Munise Nilay KAHYAOĞLU / www.evdenuzakta.net
Gece seyahat etmenin yasak olduğu ülke: Tanzanya
Tanzanya doğal güzellikleri bencilce üzerinde toplamış, şımarık bir Afrika ülkesi gibi gülümseyerek karşılıyor beni. Kenya’nın kalabalığından ve tehlikesinden sonra, Tanzanya’da yavaş yavaş insanlara güvenmeye başlıyorum. Polis ve asker vızır vızır çalışıyor. İnsanlar güler yüzlü, iyi kalpli ve güvenilir. Yalnız uzun yolda otobüsün önünü kesip, yolcuları soymak çok olağan olduğu için devlet gece seyahati yasaklamış. Yine de hiç korkmadan yola koyuldum. Her şeye rağmen burası harika...
Bir ay kaldığım Kenya’dan ayrılma zamanı geldiğinde, Tanzanya’ya geçmek için Namanga sınır kapısına gidiyorum.
50 Dolar karşılığında vizemi aldıktan ve pasaportuma ülkeye giriş damgası basıldıktan sonra, Arusha'ya giden ilk dolmuşa atlıyorum. Sınırdan iki saat sonra Arusha Milli Parkı, Serengeti Milli Parkı veya Ngrongoro Milli Parkı'nda safari yapmak ya da Kilimanjaro dağına tırmanmak isteyen turistlerin gitmek zorunda olduğu yerleşim olan Arusha’ya varıyorum.
Burada halk turistlere çoktan alışmış. Tanzanya’da hemen hemen hiç kimse 'Hey Mzungu' (beyaz turist, söğüşlenecek adam) diye sokakta size bağırmıyor, fiyatları sırf sizin için arttırmıyor. Tanzanya, diğer Afrika ülkelerinden daha serbest, aradığınız her şeyi bulabiliyorsunuz.
Tanzanya, kan kırmızısı topraklarında istenilen her şeyin yetiştirildiği bir ülke. İçimi huzurla dolduran pirinç tarlalarından, yüzlerce çeşit meyve ağaçlarına kadar her yer yemyeşil. Dolayısıyla marketlerde satılan her şey taze ve ucuz. İnsanlar sokaklarda büyük leğenler içinde kilo kilo meyveleri 2-3 dolara satıyor. Kırmızı muzlar, karpuzlar, ananaslar, mangolar dururken Afrikalılar en çok et ve kızartma yiyor. Her sokak başında patates kızartması satılıyor.

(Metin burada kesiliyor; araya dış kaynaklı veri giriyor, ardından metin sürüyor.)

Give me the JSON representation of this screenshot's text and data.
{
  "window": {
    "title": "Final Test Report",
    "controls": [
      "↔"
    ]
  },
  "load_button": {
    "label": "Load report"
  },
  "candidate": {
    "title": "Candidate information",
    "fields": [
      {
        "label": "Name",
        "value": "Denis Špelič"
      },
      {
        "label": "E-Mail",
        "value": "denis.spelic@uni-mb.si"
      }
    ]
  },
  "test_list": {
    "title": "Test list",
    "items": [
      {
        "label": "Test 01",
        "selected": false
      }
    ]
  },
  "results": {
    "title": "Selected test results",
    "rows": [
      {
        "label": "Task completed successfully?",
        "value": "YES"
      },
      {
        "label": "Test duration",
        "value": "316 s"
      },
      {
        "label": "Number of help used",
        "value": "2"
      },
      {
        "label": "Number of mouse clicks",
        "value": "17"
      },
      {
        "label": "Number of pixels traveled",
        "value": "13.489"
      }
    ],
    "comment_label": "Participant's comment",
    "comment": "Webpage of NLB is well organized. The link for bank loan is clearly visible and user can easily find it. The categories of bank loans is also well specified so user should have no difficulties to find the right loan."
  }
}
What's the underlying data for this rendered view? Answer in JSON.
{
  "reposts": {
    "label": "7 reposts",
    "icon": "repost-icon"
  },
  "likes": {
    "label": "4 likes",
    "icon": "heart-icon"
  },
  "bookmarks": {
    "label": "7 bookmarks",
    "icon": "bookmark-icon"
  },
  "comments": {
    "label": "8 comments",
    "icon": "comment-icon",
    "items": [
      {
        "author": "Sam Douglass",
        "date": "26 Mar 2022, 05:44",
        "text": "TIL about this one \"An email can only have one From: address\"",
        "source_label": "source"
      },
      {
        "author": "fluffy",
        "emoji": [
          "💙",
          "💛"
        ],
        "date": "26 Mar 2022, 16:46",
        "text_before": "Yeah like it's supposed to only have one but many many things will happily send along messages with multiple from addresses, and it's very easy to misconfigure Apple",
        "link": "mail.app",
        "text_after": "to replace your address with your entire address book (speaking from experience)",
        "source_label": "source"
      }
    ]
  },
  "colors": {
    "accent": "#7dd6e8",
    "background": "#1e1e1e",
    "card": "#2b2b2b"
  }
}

Bazen üzerine de çırpılmış yumurta da ekleniyor. Bir çok Afrikalı arkadaşım, biz batılıların neden ot yemeyi sevdiğimizi anlamıyor. Şayet Afrika’da sadece hayvanlar ot yiyor. Restoran ya da barda yemek yemek biraz daha lükse kaçıyor. Oturur oturmaz, çalışanlardan biri su ve leğenle gelip ellerinizi yıkıyor.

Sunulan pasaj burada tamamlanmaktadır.